分布式系统

Jepsen测试

2020年12月19日 阅读(1,419)

在线性一致性理论中我们已经介绍了Jepsen测试的理论基础。通过本文我们来看下怎么编写运行一个简单的Jepsen测试。

1.Clojure语言介绍及入门

Jepsen本身基于Clojure开发,如果想要了解Jepsen测试框架的内部实现以及其他一些开源项目的Jespen测试代码,需要能够看懂Clojure。首先我们来介绍下Clojure,Clojure是一种函数式编程语言,本身运行基于jvm,跟java可以进行很好的交互,关于Clojure的更多优点可以参考此文。Clojure这个单词,C L J分别用了代表C Lisp Java,同时又跟Closure的拼写近似。除了Jepsen之外,另一个比较有名的采用了Clojure的开源系统是Storm,这里有一个Storm采用Clojure的原因介绍

Jepsen的作者Aphyr也写过一篇关于Clojure入门相关的文章

下面推荐几篇关于Clojure入门的文章:

clojure-by-example 结合Clojure解释器实际运行试试应该可以更快上手,第2节我们会介绍怎么准备一个Clojure运行环境

Reading Clojure Characters Clojure本身有很多语法糖,各种符号对于初学者来说容易造成困扰,此文是关于各种语法糖的一个总结

Clojure API 文档

2.Jepsen运行环境搭建

要运行Jepsen测试首先要有java和Clojure运行环境,通过安装lein(Clojure集成开发工具),可以把它们都准备好。我们可以参考Jepsen代码中的DockerFile制作一个docker image,该image包含运行Jepsen测试程序需要的所有环境依赖,同时将jepsen源代码copy到/jepsen目录。通过该docker image我们可以直接在测试机上启动容器,在容器里面运行Jepsen测试。

进入容器执行如下命令

#启动容器
sudo docker run -ti -d --hostname=jepsen_control --name=jepsen_control docker_image /usr/sbin/init
#进入容器
docker exec -ti jepsen_control bash

#进入demo代码
cd /jepsen/jepsen.etcdemo

#启动Clojure解释器
lein repl

通过Clojure解释器,可以运行一些示例代码,帮助学习Clojure语言。

2.3 运行Jepsen测试

2.3.1 启动控制节点和DB节点容器

运行Jepsen测试,我们需要至少启动两个docker容器,一个作为控制节点,另一个作为DB节点。

#启动控制节点
sudo docker run -ti -d --hostname=jepsen_control --name=jepsen_control docker_image /usr/sbin/init

#启动一个DB节点
sudo docker run -ti -d --hostname=n1 --name=n1 docker_image /usr/sbin/init

2.3.2 环境配置

为了确保Jepsen测试可以正常运行,还需要进行如下配置

1)确保控制节点到DB节点的ssh配置正确,具体参考:github.com/jepsen-io/je FAQ部分。

运行Jespen的默认ssh配置如下,如果要采用默认配置,还需要确保DB节点的root用户密码是root。

{:username "root",
  :password "root",
  :strict-host-key-checking false,
  :private-key-path nil}

2)修改两个容器的/etc/hosts,加入两个容器的hostname和ip,示例如下

#cat /etc/hosts
127.0.0.1       localhost
......
192.168.5.10    jepsen_control
192.168.5.11 n1

2.3.3 运行Jepsen测试

docker容器的/jepsen/jepsen.etcdemo目录下,有个默认的demo,目前是一个最基本的框架。

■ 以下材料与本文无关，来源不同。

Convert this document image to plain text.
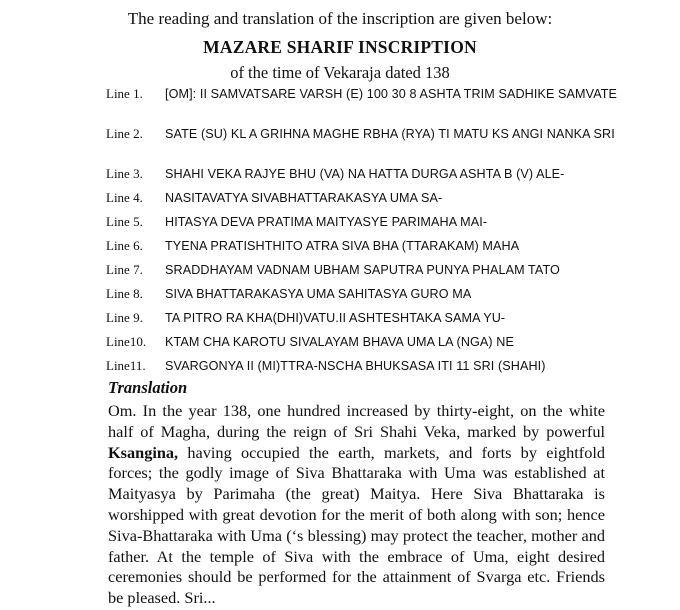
The reading and translation of the inscription are given below:
MAZARE SHARIF INSCRIPTION
of the time of Vekaraja dated 138
Line 1.	[OM]: II SAMVATSARE VARSH (E) 100 30 8 ASHTA TRIM SADHIKE SAMVATE
Line 2.	SATE (SU) KL A GRIHNA MAGHE RBHA (RYA) TI MATU KS ANGI NANKA SRI
Line 3.	SHAHI VEKA RAJYE BHU (VA) NA HATTA DURGA ASHTA B (V) ALE-
Line 4.	NASITAVATYA SIVABHATTARAKASYA UMA SA-
Line 5.	HITASYA DEVA PRATIMA MAITYASYE PARIMAHA MAI-
Line 6.	TYENA PRATISHTHITO ATRA SIVA BHA (TTARAKAM) MAHA
Line 7.	SRADDHAYAM VADNAM UBHAM SAPUTRA PUNYA PHALAM TATO
Line 8.	SIVA BHATTARAKASYA UMA SAHITASYA GURO MA
Line 9.	TA PITRO RA KHA(DHI)VATU.II ASHTESHTAKA SAMA YU-
Line10.	KTAM CHA KAROTU SIVALAYAM BHAVA UMA LA (NGA) NE
Line11.	SVARGONYA II (MI)TTRA-NSCHA BHUKSASA ITI 11 SRI (SHAHI)
Translation
Om. In the year 138, one hundred increased by thirty-eight, on the white half of Magha, during the reign of Sri Shahi Veka, marked by powerful Ksangina, having occupied the earth, markets, and forts by eightfold forces; the godly image of Siva Bhattaraka with Uma was established at Maityasya by Parimaha (the great) Maitya. Here Siva Bhattaraka is worshipped with great devotion for the merit of both along with son; hence Siva-Bhattaraka with Uma (‘s blessing) may protect the teacher, mother and father. At the temple of Siva with the embrace of Uma, eight desired ceremonies should be performed for the attainment of Svarga etc. Friends be pleased. Sri...
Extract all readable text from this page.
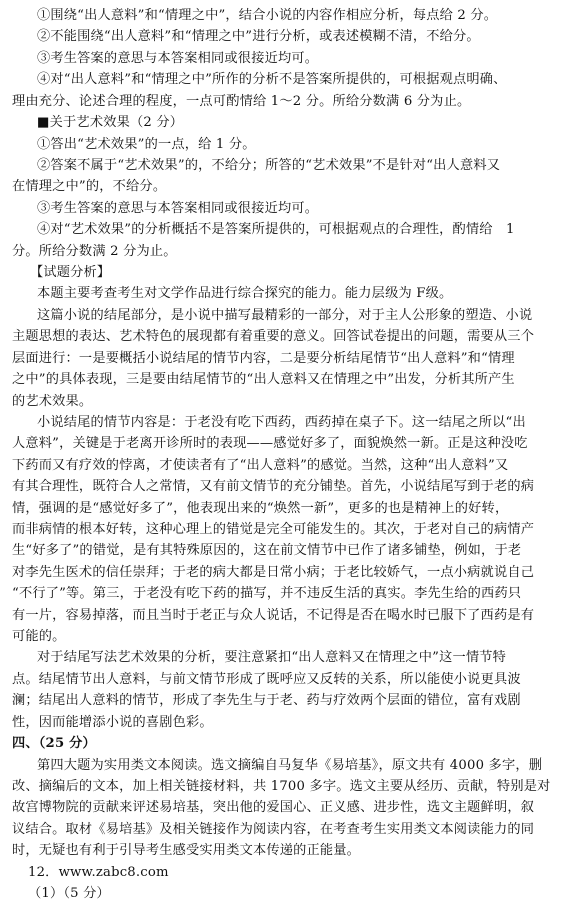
①围绕“出人意料”和“情理之中”，结合小说的内容作相应分析，每点给 2 分。
②不能围绕“出人意料”和“情理之中”进行分析，或表述模糊不清，不给分。
③考生答案的意思与本答案相同或很接近均可。
④对“出人意料”和“情理之中”所作的分析不是答案所提供的，可根据观点明确、
理由充分、论述合理的程度，一点可酌情给 1～2 分。所给分数满 6 分为止。
■关于艺术效果（2 分）
①答出“艺术效果”的一点，给 1 分。
②答案不属于“艺术效果”的，不给分；所答的“艺术效果”不是针对“出人意料又
在情理之中”的，不给分。
③考生答案的意思与本答案相同或很接近均可。
④对“艺术效果”的分析概括不是答案所提供的，可根据观点的合理性，酌情给　1
分。所给分数满 2 分为止。
【试题分析】
本题主要考查考生对文学作品进行综合探究的能力。能力层级为 F级。
这篇小说的结尾部分，是小说中描写最精彩的一部分，对于主人公形象的塑造、小说
主题思想的表达、艺术特色的展现都有着重要的意义。回答试卷提出的问题，需要从三个
层面进行：一是要概括小说结尾的情节内容，二是要分析结尾情节“出人意料”和“情理
之中”的具体表现，三是要由结尾情节的“出人意料又在情理之中”出发，分析其所产生
的艺术效果。
小说结尾的情节内容是：于老没有吃下西药，西药掉在桌子下。这一结尾之所以“出
人意料”，关键是于老离开诊所时的表现——感觉好多了，面貌焕然一新。正是这种没吃
下药而又有疗效的悖离，才使读者有了“出人意料”的感觉。当然，这种“出人意料”又
有其合理性，既符合人之常情，又有前文情节的充分铺垫。首先，小说结尾写到于老的病
情，强调的是“感觉好多了”，他表现出来的“焕然一新”，更多的也是精神上的好转，
而非病情的根本好转，这种心理上的错觉是完全可能发生的。其次，于老对自己的病情产
生“好多了”的错觉，是有其特殊原因的，这在前文情节中已作了诸多铺垫，例如，于老
对李先生医术的信任崇拜；于老的病大都是日常小病；于老比较娇气，一点小病就说自己
“不行了”等。第三，于老没有吃下药的描写，并不违反生活的真实。李先生给的西药只
有一片，容易掉落，而且当时于老正与众人说话，不记得是否在喝水时已服下了西药是有
可能的。
对于结尾写法艺术效果的分析，要注意紧扣“出人意料又在情理之中”这一情节特
点。结尾情节出人意料，与前文情节形成了既呼应又反转的关系，所以能使小说更具波
澜；结尾出人意料的情节，形成了李先生与于老、药与疗效两个层面的错位，富有戏剧
性，因而能增添小说的喜剧色彩。
四、（25 分）
第四大题为实用类文本阅读。选文摘编自马复华《易培基》，原文共有 4000 多字，删
改、摘编后的文本，加上相关链接材料，共 1700 多字。选文主要从经历、贡献，特别是对
故宫博物院的贡献来评述易培基，突出他的爱国心、正义感、进步性，选文主题鲜明，叙
议结合。取材《易培基》及相关链接作为阅读内容，在考查考生实用类文本阅读能力的同
时，无疑也有利于引导考生感受实用类文本传递的正能量。
12．www.zabc8.com
（1）（5 分）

Jespen官方指南就是以这个为起点的,可以在这个目录下一步步地按照官方指南进行学习试验。

我们可以直接进到控制节点容器中运行它。

docker exec -ti jepsen_control bash
cd /jepsen/jepsen.etcdemo
lein run test -n n1

这样我们就运行一个最简单的Jepsen测试程序,只不过这个程序目前什么也没有做。最终应该可以看到如下输出:

INFO [2018-06-11 11:08:22,258] jepsen results - jepsen.store Wrote /jepsen/jepsen.etcdemo/store/noop/20180611T110821.000+0800/results.edn
INFO [2018-06-11 11:08:22,260] main - jepsen.core {:valid? true}


Everything looks good! ヽ(‘ー`)ノ

3.Jepsen by example

Jepsen官方入门指南,内容非常详细,强烈推荐完整地看一遍,再实际实验一下会对Jepsen有更深入的理解。

3.1 DB&Client实现

在这里我们根据实际需求对这个例子进行了简化。Jepsen测试框架主要由如下几部分组成:

Generator DB Client Model Checker

在把实际系统接入Jepsen测试时,一定要实现的两个接口是DB和Client。DB用来完成系统的部署准备,Client则用来对系统产生压力。其他Generator/Model/Checker,通常直接使用Jespen自带的实现即可。这里我们主要看下DB和Client接口及其实现方法。

(defprotocol DB
  (setup!     [db test node] "Set up the database on this particular node.")
  (teardown!  [db test node] "Tear down the database on this particular node."))

(defprotocol Client
  (open! [client test node]
          "Set up the client to work with a particular node. Returns a client
          which is ready to accept operations via invoke! Open *should not*
          affect the logical state of the test; it should not, for instance,
          modify tables or insert records.")
  (close! [client test]
          "Close the client connection when work is completed or an invocation
           crashes the client. Close should not affect the logical state of the
          test.")
  (setup! [client test] [client test node]
          "Called once to set up database state for testing. 3 arity form is
           deprecated and will be removed in a future jepsen version.")
  (invoke! [client test operation]
           "Apply an operation to the client, returning an operation to be
           appended to the history. For multi-stage operations, the client may
           reach into the test and conj onto the history atom directly.")
  (teardown! [client test]
           "Tear down the client when work is complete."))

如上,是DB和Client的接口定义。

对于一个实际系统来说,通常都有自己的部署脚本和API,但是可能不是用Clojure实现的,那么对于这种情况,应该怎么实现DB和Client呢?参考下当前各种开源系统的Jespen测试,通常有如下有几种做法:

1.对于数据库来说,可以采用clojure.java.jdbc操纵数据库,比如tidb/xdb;

2.实现一个Clojure版本的库,比如etcd/zookeeper

3.直接调用binary,比如braft就是通过调用C++ binary来产生访问请求

通过在Clojure代码中直接exec一个binary,可以避免实现Clojure版本的部署脚本或者Client,直接复用原有的部署脚本和API实现。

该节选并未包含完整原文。